Q. My wife and I are in our late 50s. Our house is paid off and our youngest child finishes college in June. We are starting to plan for retirement, but don’t know how to factor in Social Security. What do you suggest? – Tom B.
A. Social Security is a federal entitlement program that guarantees retired workers, their spouses and some dependents a basic income for life. Since its inception, its liabilities have grown exponentially, as Congress has enhanced benefits. And it’s no secret that Social Security has a major funding problem.
For the most part, Social Security is financed by employers and employees. Both pay a 6.2 percent payroll tax on annual compensation up to an earnings cap ($106,800 in 2010).

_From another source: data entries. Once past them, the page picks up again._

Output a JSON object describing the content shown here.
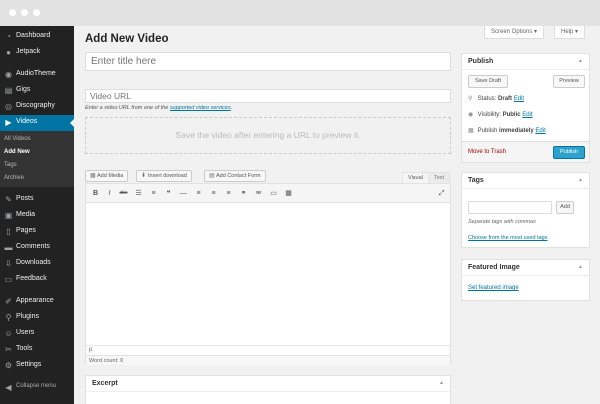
{
  "sidebar": {
    "items": [
      {
        "name": "dashboard",
        "label": "Dashboard",
        "icon": "dashboard-icon",
        "glyph": "◔"
      },
      {
        "name": "jetpack",
        "label": "Jetpack",
        "icon": "jetpack-icon",
        "glyph": "●"
      },
      {
        "name": "audiotheme",
        "label": "AudioTheme",
        "icon": "audiotheme-icon",
        "glyph": "◉"
      },
      {
        "name": "gigs",
        "label": "Gigs",
        "icon": "gigs-icon",
        "glyph": "▤"
      },
      {
        "name": "discography",
        "label": "Discography",
        "icon": "discography-icon",
        "glyph": "◎"
      },
      {
        "name": "videos",
        "label": "Videos",
        "icon": "videos-icon",
        "glyph": "▶"
      },
      {
        "name": "posts",
        "label": "Posts",
        "icon": "posts-icon",
        "glyph": "✎"
      },
      {
        "name": "media",
        "label": "Media",
        "icon": "media-icon",
        "glyph": "▣"
      },
      {
        "name": "pages",
        "label": "Pages",
        "icon": "pages-icon",
        "glyph": "▯"
      },
      {
        "name": "comments",
        "label": "Comments",
        "icon": "comments-icon",
        "glyph": "▬"
      },
      {
        "name": "downloads",
        "label": "Downloads",
        "icon": "downloads-icon",
        "glyph": "⇩"
      },
      {
        "name": "feedback",
        "label": "Feedback",
        "icon": "feedback-icon",
        "glyph": "▭"
      },
      {
        "name": "appearance",
        "label": "Appearance",
        "icon": "appearance-icon",
        "glyph": "✐"
      },
      {
        "name": "plugins",
        "label": "Plugins",
        "icon": "plugins-icon",
        "glyph": "⚲"
      },
      {
        "name": "users",
        "label": "Users",
        "icon": "users-icon",
        "glyph": "☺"
      },
      {
        "name": "tools",
        "label": "Tools",
        "icon": "tools-icon",
        "glyph": "✂"
      },
      {
        "name": "settings",
        "label": "Settings",
        "icon": "settings-icon",
        "glyph": "⚙"
      }
    ],
    "submenu": [
      "All Videos",
      "Add New",
      "Tags",
      "Archive"
    ],
    "collapse": {
      "label": "Collapse menu",
      "glyph": "◀"
    }
  },
  "header": {
    "screen_options": "Screen Options ▾",
    "help": "Help ▾",
    "title": "Add New Video"
  },
  "editor": {
    "title_placeholder": "Enter title here",
    "url_placeholder": "Video URL",
    "url_help_prefix": "Enter a video URL from one of the",
    "url_help_link": "supported video services",
    "url_help_suffix": ".",
    "preview_message": "Save the video after entering a URL to preview it.",
    "buttons": [
      {
        "name": "add-media-button",
        "label": "Add Media",
        "glyph": "▦"
      },
      {
        "name": "insert-download-button",
        "label": "Insert download",
        "glyph": "⬇"
      },
      {
        "name": "add-contact-form-button",
        "label": "Add Contact Form",
        "glyph": "▤"
      }
    ],
    "tabs": {
      "visual": "Visual",
      "text": "Text"
    },
    "toolbar": [
      {
        "name": "bold-icon",
        "glyph": "B"
      },
      {
        "name": "italic-icon",
        "glyph": "I"
      },
      {
        "name": "strikethrough-icon",
        "glyph": "abc"
      },
      {
        "name": "bullet-list-icon",
        "glyph": "☰"
      },
      {
        "name": "numbered-list-icon",
        "glyph": "≡"
      },
      {
        "name": "blockquote-icon",
        "glyph": "❝"
      },
      {
        "name": "horizontal-rule-icon",
        "glyph": "—"
      },
      {
        "name": "align-left-icon",
        "glyph": "≡"
      },
      {
        "name": "align-center-icon",
        "glyph": "≡"
      },
      {
        "name": "align-right-icon",
        "glyph": "≡"
      },
      {
        "name": "insert-link-icon",
        "glyph": "⚭"
      },
      {
        "name": "remove-link-icon",
        "glyph": "⚮"
      },
      {
        "name": "read-more-icon",
        "glyph": "▭"
      },
      {
        "name": "toolbar-toggle-icon",
        "glyph": "▦"
      },
      {
        "name": "fullscreen-icon",
        "glyph": "⤢"
      }
    ],
    "path": "p",
    "word_count": "Word count: 0"
  },
  "excerpt": {
    "title": "Excerpt"
  },
  "publish": {
    "title": "Publish",
    "save_draft": "Save Draft",
    "preview": "Preview",
    "status_label": "Status:",
    "status_value": "Draft",
    "visibility_label": "Visibility:",
    "visibility_value": "Public",
    "publish_label": "Publish",
    "publish_value": "immediately",
    "edit": "Edit",
    "move_to_trash": "Move to Trash",
    "publish_button": "Publish"
  },
  "tags": {
    "title": "Tags",
    "add": "Add",
    "help": "Separate tags with commas",
    "choose": "Choose from the most used tags"
  },
  "featured_image": {
    "title": "Featured Image",
    "link": "Set featured image"
  },
  "toggle_glyph": "▲"
}
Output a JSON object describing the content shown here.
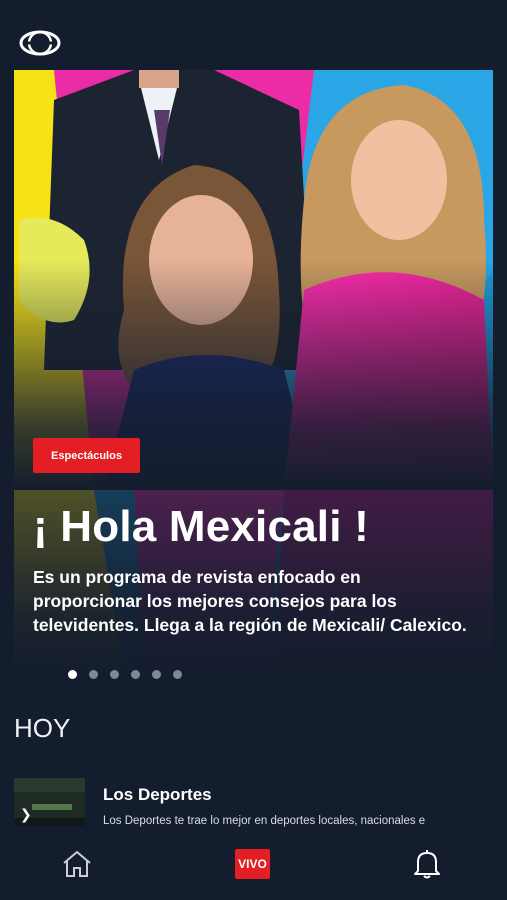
{
  "header": {
    "logo_icon": "televisa-logo-icon"
  },
  "hero": {
    "category_badge": "Espectáculos",
    "title": "¡ Hola Mexicali !",
    "description": "Es un programa de revista enfocado en proporcionar los mejores consejos para los televidentes. Llega a la región de Mexicali/ Calexico.",
    "carousel_total": 6,
    "carousel_active": 1
  },
  "section": {
    "title": "HOY"
  },
  "schedule": [
    {
      "title": "Los Deportes",
      "description": "Los Deportes te trae lo mejor en deportes locales, nacionales e",
      "thumb_icon": "play-arrow-icon"
    }
  ],
  "bottom_nav": {
    "home_icon": "home-icon",
    "live_label": "VIVO",
    "notifications_icon": "bell-icon"
  },
  "colors": {
    "background": "#141d2e",
    "accent_red": "#e31e24",
    "dot_inactive": "#7f8898"
  }
}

Today, Social Security is taking in more money than it’s paying out. This excess is deposited into the Social Security Trust Fund, which, in turn, is invested in Treasury securities to finance federal spending. But benefit costs will exceed taxes and interest income beginning in 2024, and the trust will start depleting principal. By 2037, the trust will be depleted and Social Security will be able to pay only 78 percent of promised benefits.
Clearly, Social Security must be fixed. There are two ways to do this: decrease benefits or increase revenues. Here are several of the leading proposals.
•Increase full retirement age (FRA). Although life expectancy has increased by 10 years since Social Security began, the FRA has increased by only two years (from 65 to 67).
•Use the Consumer Price Index to calculate initial benefits. The National Average Wage Index is used to calculate workers’ initial benefits. Shifting to the index would result in lower initial benefits.
•Raise payroll taxes. Employers and their workers would pay a higher percent of compensation in payroll taxes.
•Raise the earnings cap. The index is used to set the earnings cap. Shifting to the National Average Wage Index would result in a higher earnings cap.
In reality, we are likely to see a combination of these proposals come into play.
The conventional wisdom is that “near retirees” (55 and older) and low-to-middle- income retirees are likely to see little or no change in benefits. The rationale is that near retirees have paid in for 30 to 40 years and lack the time to adapt to major changes in the system. And low-to-middle- income retirees already depend on Social Security benefits.
You and your wife are near retirees. Assuming you are low-to-middle-income (annual income of $250,000 or less), I would use the figures presented in your Social Security statements to estimate your retirement benefits. That said, you must monitor for changes to the system and be prepared to adapt as they unfold.
Planning tip: You can find out more about the future of Social Security at ssa.gov and the Center for Retirement Research at Boston College at crr.bc.edu.